My thesis here is that a single neuron can be seen as composed of many elements which have direct analogues in various types of Deep Learning networks, and that there are enough of these, with a sufficient structural complexity, that it’s best to view the neuron as a network of simple, Deep Learning-sized nodes, connected in a particular way. I’ll describe this network in some detail now, and hopefully it’ll become clear how this approach removes much of the dichotomy between the models. 

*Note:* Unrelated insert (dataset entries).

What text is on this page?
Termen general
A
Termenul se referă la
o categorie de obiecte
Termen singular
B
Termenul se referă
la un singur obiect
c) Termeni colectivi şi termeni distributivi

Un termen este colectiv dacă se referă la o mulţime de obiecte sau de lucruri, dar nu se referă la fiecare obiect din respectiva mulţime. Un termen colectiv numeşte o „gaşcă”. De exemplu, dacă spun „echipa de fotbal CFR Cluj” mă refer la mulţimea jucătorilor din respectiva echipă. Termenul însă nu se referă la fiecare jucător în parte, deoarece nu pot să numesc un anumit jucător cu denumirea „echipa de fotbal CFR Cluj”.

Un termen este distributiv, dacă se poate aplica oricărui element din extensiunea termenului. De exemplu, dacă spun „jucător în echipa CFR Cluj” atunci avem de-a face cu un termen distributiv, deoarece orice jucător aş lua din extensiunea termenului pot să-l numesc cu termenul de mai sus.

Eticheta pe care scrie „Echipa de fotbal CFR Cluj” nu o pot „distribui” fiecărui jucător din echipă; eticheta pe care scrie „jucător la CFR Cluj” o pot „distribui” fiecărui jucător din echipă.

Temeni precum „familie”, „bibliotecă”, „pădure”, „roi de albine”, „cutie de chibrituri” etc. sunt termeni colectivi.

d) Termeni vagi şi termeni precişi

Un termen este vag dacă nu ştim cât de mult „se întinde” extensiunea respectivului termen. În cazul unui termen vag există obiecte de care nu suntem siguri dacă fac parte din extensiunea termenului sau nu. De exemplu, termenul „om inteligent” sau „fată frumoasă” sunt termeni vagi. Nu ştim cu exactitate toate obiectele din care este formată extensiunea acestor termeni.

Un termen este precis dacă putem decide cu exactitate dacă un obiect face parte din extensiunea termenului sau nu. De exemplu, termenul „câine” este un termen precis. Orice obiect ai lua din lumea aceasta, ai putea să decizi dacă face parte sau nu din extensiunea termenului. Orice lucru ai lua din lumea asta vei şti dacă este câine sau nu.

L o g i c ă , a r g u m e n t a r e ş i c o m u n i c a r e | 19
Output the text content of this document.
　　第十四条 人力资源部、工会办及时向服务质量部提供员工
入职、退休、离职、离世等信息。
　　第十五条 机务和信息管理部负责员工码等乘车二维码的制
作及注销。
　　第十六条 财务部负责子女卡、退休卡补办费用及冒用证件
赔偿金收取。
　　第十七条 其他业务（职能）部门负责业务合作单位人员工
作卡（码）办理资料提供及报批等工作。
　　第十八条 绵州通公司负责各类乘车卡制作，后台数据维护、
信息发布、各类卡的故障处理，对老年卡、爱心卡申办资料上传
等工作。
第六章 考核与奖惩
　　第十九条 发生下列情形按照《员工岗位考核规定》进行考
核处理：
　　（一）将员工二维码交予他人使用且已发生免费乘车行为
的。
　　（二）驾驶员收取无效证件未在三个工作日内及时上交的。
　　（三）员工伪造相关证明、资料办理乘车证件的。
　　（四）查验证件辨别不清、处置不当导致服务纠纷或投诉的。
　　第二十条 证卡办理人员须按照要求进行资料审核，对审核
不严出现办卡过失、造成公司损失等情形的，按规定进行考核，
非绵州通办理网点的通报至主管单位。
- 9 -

Firstly, a synapse in HTM is very much like a single-input NN node, where HTM’s permanence value is akin to the bias in a NN node, and the weight on the input connection is fixed at 1.0. If the input is active, and the permanence exceeds the threshold, the synapse produces a 1. In HTM we call such a synapse connected, in that the gate is open and the signal is passed through. The dendrite or dendrite segment is like the next layer of nodes in NN, in that it combines its inputs and passes the result up. The proximal dendrite effectively acts as a semi-rectifier, summing inputs and generating a scalar depolarisation value to the cell body. The distal segments, on the other hand, act like thresholded coincidence detectors and produce a depolarising spike only if the sum of the inputs exceeds a threshold. These depolarising inputs (feedforward and recurrent) are combined in the cell body to produce an activation potential. This only potentially generates the output of the entire neuron, because a higher-level inhibition system is used to identify those neurons with highest potential, allow those to fire (producing a binary 1), and suppress the others to zero (a winner-takes-all step with multiple local winners in the layer). 


So, a HTM layer is a network of networks, a hierarchy in which neuron-networks communicate with connections between their sub-parts. At the HTM layer level, each neuron has two types of input and one output, and we wire them together at such, but each neuron is really hiding an internal, network-like structure of its own.